Addressing Compliance And Quality Measures As A Smaller Health System
Endless Mountain Health Systems
Critical Access Hospital
25 Licensed Beds
Improved QA scores
Continuous readiness for new regulatory requirements
Strengthened meaningful use measures program after loss of internal resources
Endless Mountain Health Systems (EMHS) is a not-for-profit health system in Montrose, Pennsylvania. The hospital utilizes MEDITECH EHR and has a small internal team supporting their technologies. Here, EMHS’s Administrative Director of Information Technology, Bradley Adleman, discusses their approach to regulatory compliance and quality measures – including the hidden value in the effort.
What has been your approach to addressing regulatory changes and requirements for your organization? We are a smaller health system, and while we have a strong commitment to quality, we don’t have a Quality Assurance department at the scale of larger organizations. We experienced losses in the internal staff that was handling our medical records support and that included building queries for Meaningful Use measures. We needed someone who could take a look at our current situation and figure out what we needed to get done to meet the measures – especially ones that we weren’t really familiar with.
We had been working with CereCore® for day-to-day support and other MEDITECH projects on a time and materials basis and knew their work was done right, on time, and on budget. I can call them in the middle of the night with my hair on fire and always get an answer. So we approached them regarding their capabilities around interoperability and regulatory compliance.
We found in CereCore a team of highly specialized regulatory and technical experts who could properly assess our QA and provide services around the site setup, decision workflows, technical setup, and ongoing support. They operate as an extension of our organization. It’s nice to have a resource that knows their stuff. I doubt we could have accomplished the same results without them.
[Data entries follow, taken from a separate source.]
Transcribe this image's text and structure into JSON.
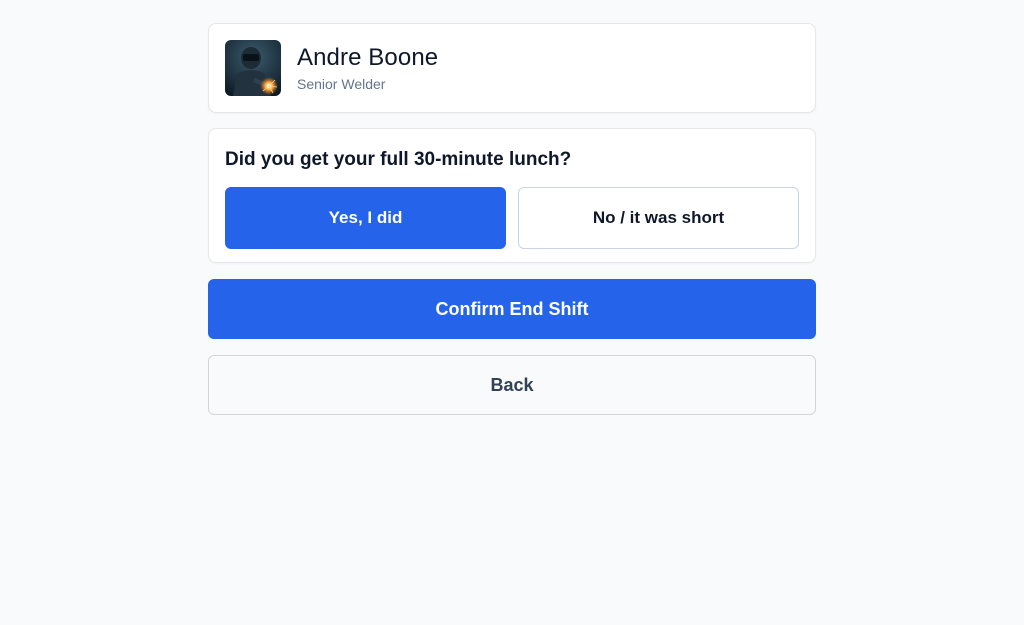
{
  "profile": {
    "avatar_icon": "welder-photo",
    "name": "Andre Boone",
    "role": "Senior Welder"
  },
  "lunch_check": {
    "question": "Did you get your full 30-minute lunch?",
    "yes_label": "Yes, I did",
    "no_label": "No / it was short",
    "selected": "yes"
  },
  "actions": {
    "confirm_label": "Confirm End Shift",
    "back_label": "Back"
  },
  "colors": {
    "accent": "#2563eb",
    "background": "#f8fafc"
  }
}
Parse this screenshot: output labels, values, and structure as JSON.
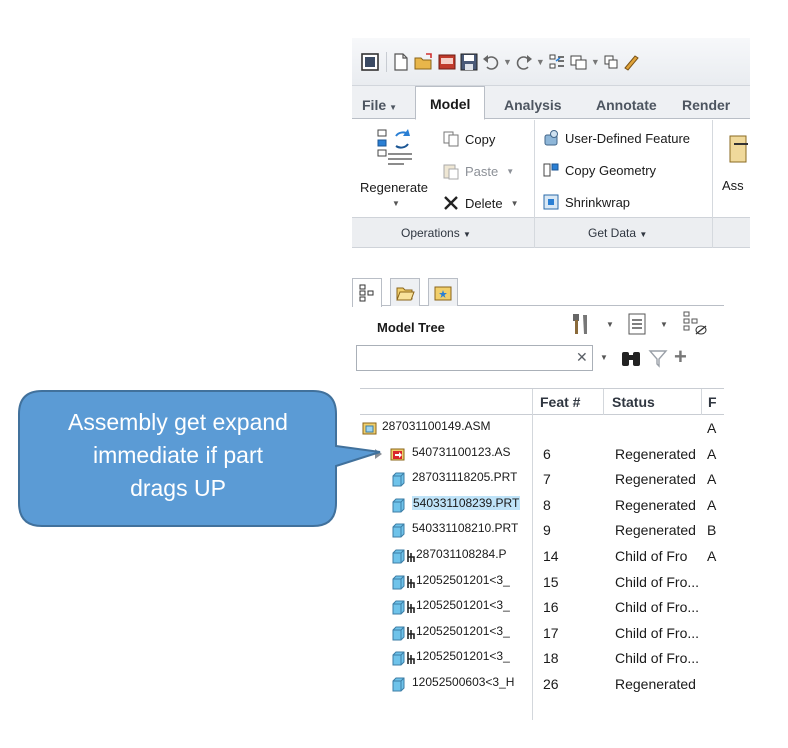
{
  "ribbon_tabs": [
    {
      "label": "File",
      "has_dropdown": true
    },
    {
      "label": "Model",
      "active": true
    },
    {
      "label": "Analysis"
    },
    {
      "label": "Annotate"
    },
    {
      "label": "Render"
    }
  ],
  "operations": {
    "regenerate": "Regenerate",
    "copy": "Copy",
    "paste": "Paste",
    "delete": "Delete",
    "group_label": "Operations"
  },
  "get_data": {
    "user_defined_feature": "User-Defined Feature",
    "copy_geometry": "Copy Geometry",
    "shrinkwrap": "Shrinkwrap",
    "group_label": "Get Data"
  },
  "assemble_partial": "Ass",
  "model_tree": {
    "title": "Model Tree",
    "search_value": "",
    "columns": [
      "Feat #",
      "Status",
      "F"
    ],
    "rows": [
      {
        "name": "287031100149.ASM",
        "feat": "",
        "status": "",
        "extra": "A",
        "type": "assembly-root"
      },
      {
        "name": "540731100123.AS",
        "feat": "6",
        "status": "Regenerated",
        "extra": "A",
        "type": "assembly-dragged",
        "collapsed": true
      },
      {
        "name": "287031118205.PRT",
        "feat": "7",
        "status": "Regenerated",
        "extra": "A",
        "type": "part"
      },
      {
        "name": "540331108239.PRT",
        "feat": "8",
        "status": "Regenerated",
        "extra": "A",
        "type": "part",
        "selected": true
      },
      {
        "name": "540331108210.PRT",
        "feat": "9",
        "status": "Regenerated",
        "extra": "B",
        "type": "part"
      },
      {
        "name": "287031108284.P",
        "feat": "14",
        "status": "Child of Fro",
        "extra": "A",
        "type": "part-child"
      },
      {
        "name": "12052501201<3_",
        "feat": "15",
        "status": "Child of Fro...",
        "extra": "",
        "type": "part-child"
      },
      {
        "name": "12052501201<3_",
        "feat": "16",
        "status": "Child of Fro...",
        "extra": "",
        "type": "part-child"
      },
      {
        "name": "12052501201<3_",
        "feat": "17",
        "status": "Child of Fro...",
        "extra": "",
        "type": "part-child"
      },
      {
        "name": "12052501201<3_",
        "feat": "18",
        "status": "Child of Fro...",
        "extra": "",
        "type": "part-child"
      },
      {
        "name": "12052500603<3_H",
        "feat": "26",
        "status": "Regenerated",
        "extra": "",
        "type": "part"
      }
    ]
  },
  "callout": {
    "text_lines": [
      "Assembly get expand",
      "immediate if part",
      "drags UP"
    ]
  },
  "colors": {
    "callout_fill": "#5b9bd5",
    "callout_border": "#41719c",
    "selection": "#bfe3f8",
    "part_icon": "#6fc3ea",
    "dragged_icon": "#d9262c"
  }
}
Where does your organization stand with regulatory compliance and are you ready for the 2021 Appropriate Use Criteria (AUC) deadline? The work we’ve done with CereCore includes a quarterly report scoring our quality measures. Our last report demonstrated a 28 point bump and our QA measures look really great. In regards to the AUC program date, we are already submitting appropriate use criteria to the Centers of Medicare Services (CMS) and have a baseline of results that demonstrate readiness.
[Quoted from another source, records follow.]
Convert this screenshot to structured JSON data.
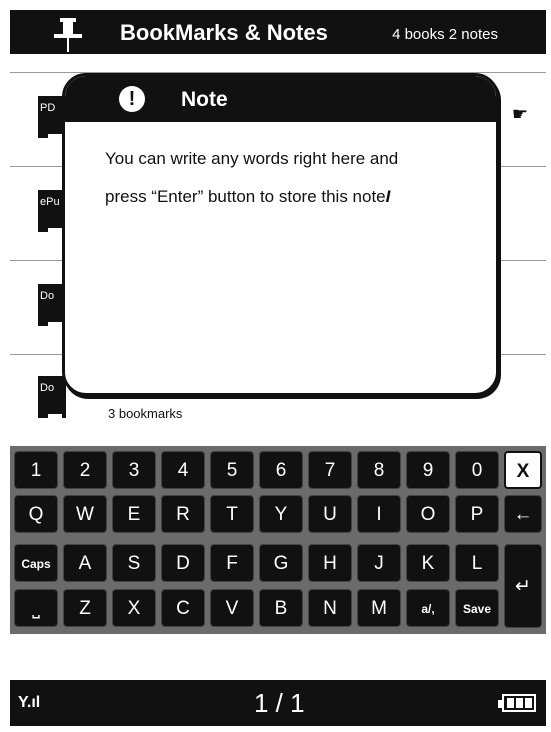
{
  "header": {
    "title": "BookMarks & Notes",
    "count": "4 books 2 notes"
  },
  "books": [
    {
      "label": "PD"
    },
    {
      "label": "ePu"
    },
    {
      "label": "Do"
    },
    {
      "label": "Do"
    }
  ],
  "book_meta": {
    "bookmarks": "3 bookmarks"
  },
  "note": {
    "title": "Note",
    "warn_glyph": "!",
    "line1": "You can write any words right here and",
    "line2": "press “Enter” button to store this note",
    "caret": "I"
  },
  "keyboard": {
    "row1": [
      "1",
      "2",
      "3",
      "4",
      "5",
      "6",
      "7",
      "8",
      "9",
      "0"
    ],
    "close": "X",
    "row2": [
      "Q",
      "W",
      "E",
      "R",
      "T",
      "Y",
      "U",
      "I",
      "O",
      "P"
    ],
    "backspace": "←",
    "caps": "Caps",
    "row3": [
      "A",
      "S",
      "D",
      "F",
      "G",
      "H",
      "J",
      "K",
      "L"
    ],
    "space": "⎵",
    "row4": [
      "Z",
      "X",
      "C",
      "V",
      "B",
      "N",
      "M"
    ],
    "punct": "a/,",
    "save": "Save",
    "enter": "↵"
  },
  "footer": {
    "signal": "Y.ıl",
    "page": "1 / 1"
  }
}
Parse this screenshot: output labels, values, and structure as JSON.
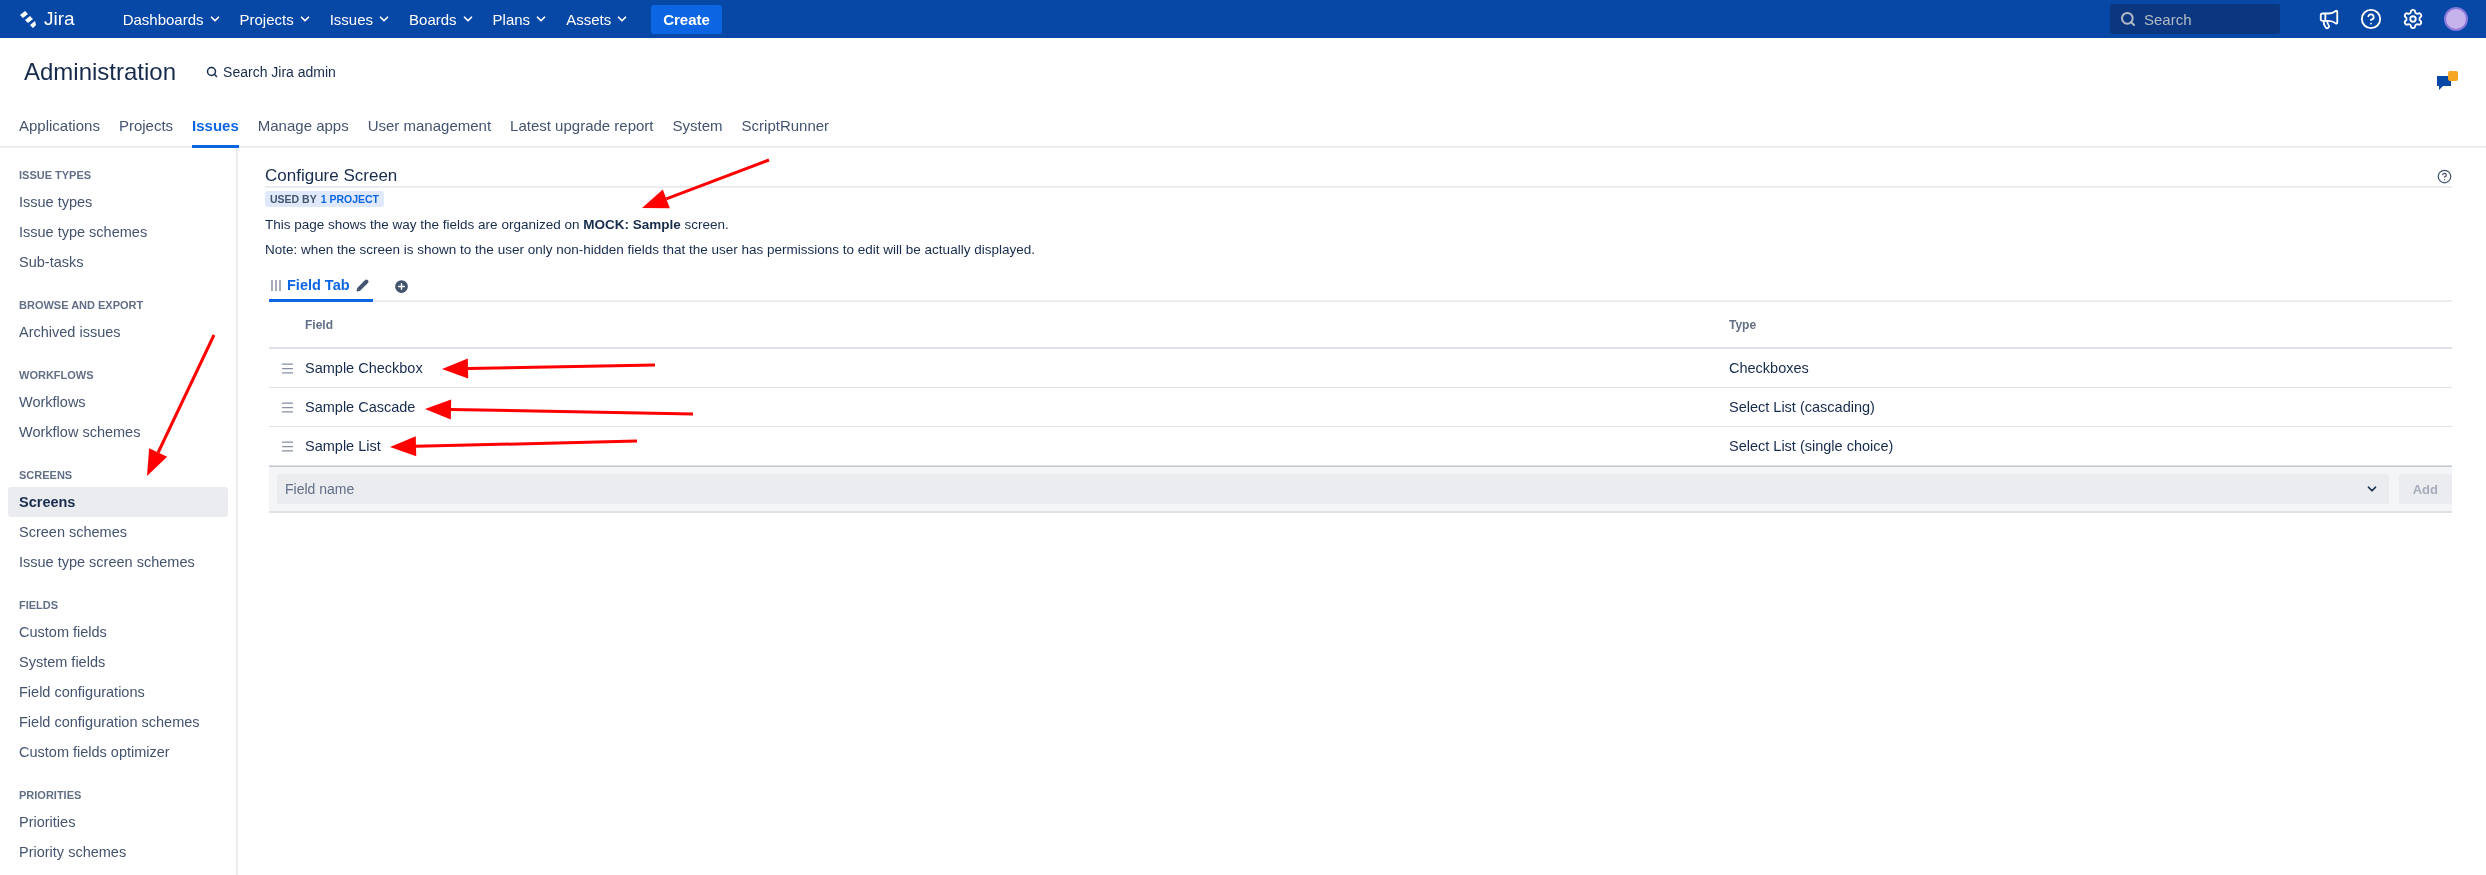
{
  "top_nav": {
    "logo": "Jira",
    "menus": [
      {
        "label": "Dashboards"
      },
      {
        "label": "Projects"
      },
      {
        "label": "Issues"
      },
      {
        "label": "Boards"
      },
      {
        "label": "Plans"
      },
      {
        "label": "Assets"
      }
    ],
    "create_button": "Create",
    "search": {
      "placeholder": "Search"
    }
  },
  "admin": {
    "title": "Administration",
    "search_link": "Search Jira admin"
  },
  "admin_tabs": [
    {
      "label": "Applications",
      "selected": false
    },
    {
      "label": "Projects",
      "selected": false
    },
    {
      "label": "Issues",
      "selected": true
    },
    {
      "label": "Manage apps",
      "selected": false
    },
    {
      "label": "User management",
      "selected": false
    },
    {
      "label": "Latest upgrade report",
      "selected": false
    },
    {
      "label": "System",
      "selected": false
    },
    {
      "label": "ScriptRunner",
      "selected": false
    }
  ],
  "sidebar": {
    "sections": [
      {
        "heading": "ISSUE TYPES",
        "items": [
          {
            "label": "Issue types",
            "selected": false
          },
          {
            "label": "Issue type schemes",
            "selected": false
          },
          {
            "label": "Sub-tasks",
            "selected": false
          }
        ]
      },
      {
        "heading": "BROWSE AND EXPORT",
        "items": [
          {
            "label": "Archived issues",
            "selected": false
          }
        ]
      },
      {
        "heading": "WORKFLOWS",
        "items": [
          {
            "label": "Workflows",
            "selected": false
          },
          {
            "label": "Workflow schemes",
            "selected": false
          }
        ]
      },
      {
        "heading": "SCREENS",
        "items": [
          {
            "label": "Screens",
            "selected": true
          },
          {
            "label": "Screen schemes",
            "selected": false
          },
          {
            "label": "Issue type screen schemes",
            "selected": false
          }
        ]
      },
      {
        "heading": "FIELDS",
        "items": [
          {
            "label": "Custom fields",
            "selected": false
          },
          {
            "label": "System fields",
            "selected": false
          },
          {
            "label": "Field configurations",
            "selected": false
          },
          {
            "label": "Field configuration schemes",
            "selected": false
          },
          {
            "label": "Custom fields optimizer",
            "selected": false
          }
        ]
      },
      {
        "heading": "PRIORITIES",
        "items": [
          {
            "label": "Priorities",
            "selected": false
          },
          {
            "label": "Priority schemes",
            "selected": false
          }
        ]
      }
    ]
  },
  "content": {
    "title": "Configure Screen",
    "badge": {
      "prefix": "USED BY",
      "link": "1 PROJECT"
    },
    "description": "This page shows the way the fields are organized on **MOCK: Sample** screen.",
    "note": "Note: when the screen is shown to the user only non-hidden fields that the user has permissions to edit will be actually displayed.",
    "screen_tabs": [
      {
        "label": "Field Tab",
        "selected": true
      }
    ],
    "table": {
      "columns": [
        "Field",
        "Type"
      ],
      "rows": [
        {
          "field": "Sample Checkbox",
          "type": "Checkboxes"
        },
        {
          "field": "Sample Cascade",
          "type": "Select List (cascading)"
        },
        {
          "field": "Sample List",
          "type": "Select List (single choice)"
        }
      ]
    },
    "add_field": {
      "placeholder": "Field name",
      "button": "Add",
      "disabled": true
    }
  }
}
The effort and cost to achieve compliance can be more challenging to a smaller health system. What was the value of approaching compliance the way your organization did? Not everyone understands the amount of effort, cost, and complexity to achieve good quality measures scores. And for some smaller health systems, the all-in costs of compliance can rival the cost in penalties. Yet, while there are obvious financial ramifications to non-compliance, the effort has had tremendous value for us. Our ability to impact quality from the reports, dashboards, and intelligence we have from our interoperability efforts have helped us deliver better care and make it easier for providers and nursing departments.
How do you plan to deal with regulatory changes moving forward? Internally, we plan to further consolidate quality efforts and drive improvements to the various units in our organization. We will also continue to rely on CereCore to support any changes that may occur. We simply can’t replicate the expertise we have with CereCore. No matter what CMS comes up with, they see it coming and know how to deal with it.
If you could offer one piece of advice to a peer dealing with regulatory changes in their health system, what would that be? We often look at compliance almost as a burden. It’s something you have to do. It is very important to make sure credit is given to the good work you do whether through quality measures, surveys, etc. It’s tireless, complex work but it delivers tremendous value and peace of mind to the entire organization.